Aynur Hanım'ı hayatında en çok etkileyen kişi eşinin teyzesiydi. Teyze, bir çok ameliyatlar geçirmiş olmasına rağmen, hayata sımsıkı bağlanmış ve yaşamaktan ümidini asla kesmemişti. O kadar ki; dünyaya gelen torunlarının düğünlerini hayal eder, onlardan olacak çocukların kimlere benzeyeceğini bile merak ederdi. Bu yaşama sevincinin etkisinde kalan Aynur Hanım bir gün eşine:

"Teyze'nin hayata olan bağlılığına hayranım. Ben bu yaşıma rağmen, kendi çocuklarımın düğünlerini bile görmeyi hayal edemiyorum. Hayal edebildiğim süre sadece en fazla on sene." demişti.

Tasavvuf ehli olan eşi ise şöyle cevap vermişti:

"Ooo, Aynur Hanım, 'On sene cepte, ama gerisini hayal edemiyorum.' öyle mi? Biz de, 'Verdiğimiz nefesi, geri alabilecek miyiz?' diye düşünmeye çalışıyoruz." dediğinde Aynur Hanım'ın yüzünde acı bir tebessüm belirmişti. Bu gafını da bütün arkadaşlarına anlatmıştı.

Aradan 10 sene geçmişti.

Bir gün komşusu Aynur Hanım'a gelerek bir tanıdıklarının vefat haberini verdi. Aralarında şöyle bir konuşma geçti:

- Duydun mu? Zeliha teyze vefat etmiş.

- Allah rahmet etsin, Kaç yaşındaydı.

- Altmış.

- İşte hayat bu. "Bitiyor". Ben de bir on sene daha yaşar mıyım, yaşamaz mıyım bilmiyorum?

Bu konuşma üzerine arkadaşı gülerek:

"Bakıyorum da, sendeki on sene hiç tükenmiyor arkadaşım. On sene önce de on sene cepteydi, on sene sonra da on sene cepte. Bu nasıl hesap arkadaşım?" dedi.

Aynur Hanım hüzünle konuştu:

"İnsan oğluyuz işte, ölümü bir türlü kendimize yakıştıramıyoruz."

Arkadaşı okuduğu bir kıssayı anlatmaya başladı:

Hz. İbrahim Aleyhisselam ölüm vakti gelip karşısında Azrail Aleyhisselam'ı görünce:

"Ey Azrail! Hiç dost dostunu öldürür mü?" diye sormuş. Vazifesi boyunca hiç böyle bir soruyla karşılaşmayan Azrail Aleyhisselam nasıl bir cevap vereceğini bilemediği için çaresiz bir şekilde Hazret-i Allah'ın huzuruna gelmiş ve durumu arzetmiş.

Allah-u Teâlâ şöyle buyurmuş:

"Git, sor bakalım, hiç dost, dosta kavuşmaktan kaçınır mı?"

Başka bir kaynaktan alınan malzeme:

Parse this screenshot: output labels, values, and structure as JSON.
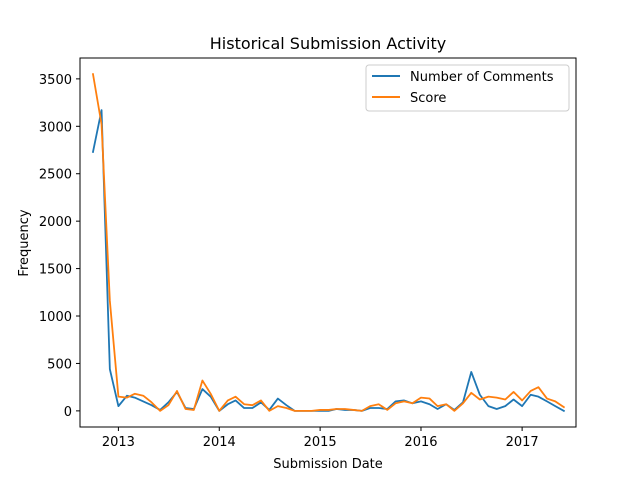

Azrail Aleyhisselam'dan bu cevabı alan İbrahim Aleyhisselam: "Ey Azrail elini çabuk tut. Dostu dostuna bir an evvel kavuştur." demiş."

Aynur Hanım, derin bir iç çektikten sonra, "Haklısın arkadaşım." deyip o günden sonra ibadetlerini aksatmamaya ve her gün yatmadan önce "Yarın Allah rızası için ne yapabilirim?" diye düşünmeye karar verdi. Gönlünü kaplayan ve tarifi mümkün olmayan o huzur duygusu ile gözlerini yumdu ve uyudu. Fakat bir daha uyanamadı. Eceli onu depremde yakaladı.

Soğuk toprağın altında sorgu ve sual meleklerini beklerken, gönlüne düşen hayır ve ibadetleri erteleyip durması sebebiyle tarifi mümkün olmayan bir pişmanlık içerisindeydi...

•••

Allah'ım! Dosta misafir giden dostlar yüzüsuyu hürmetine, bizleri daima dosta giden, dosdoğru yolda yürümeyi, çalışmayı, yorulmayı, yaşamayı ve ölmeyi nasip eyle... Amin.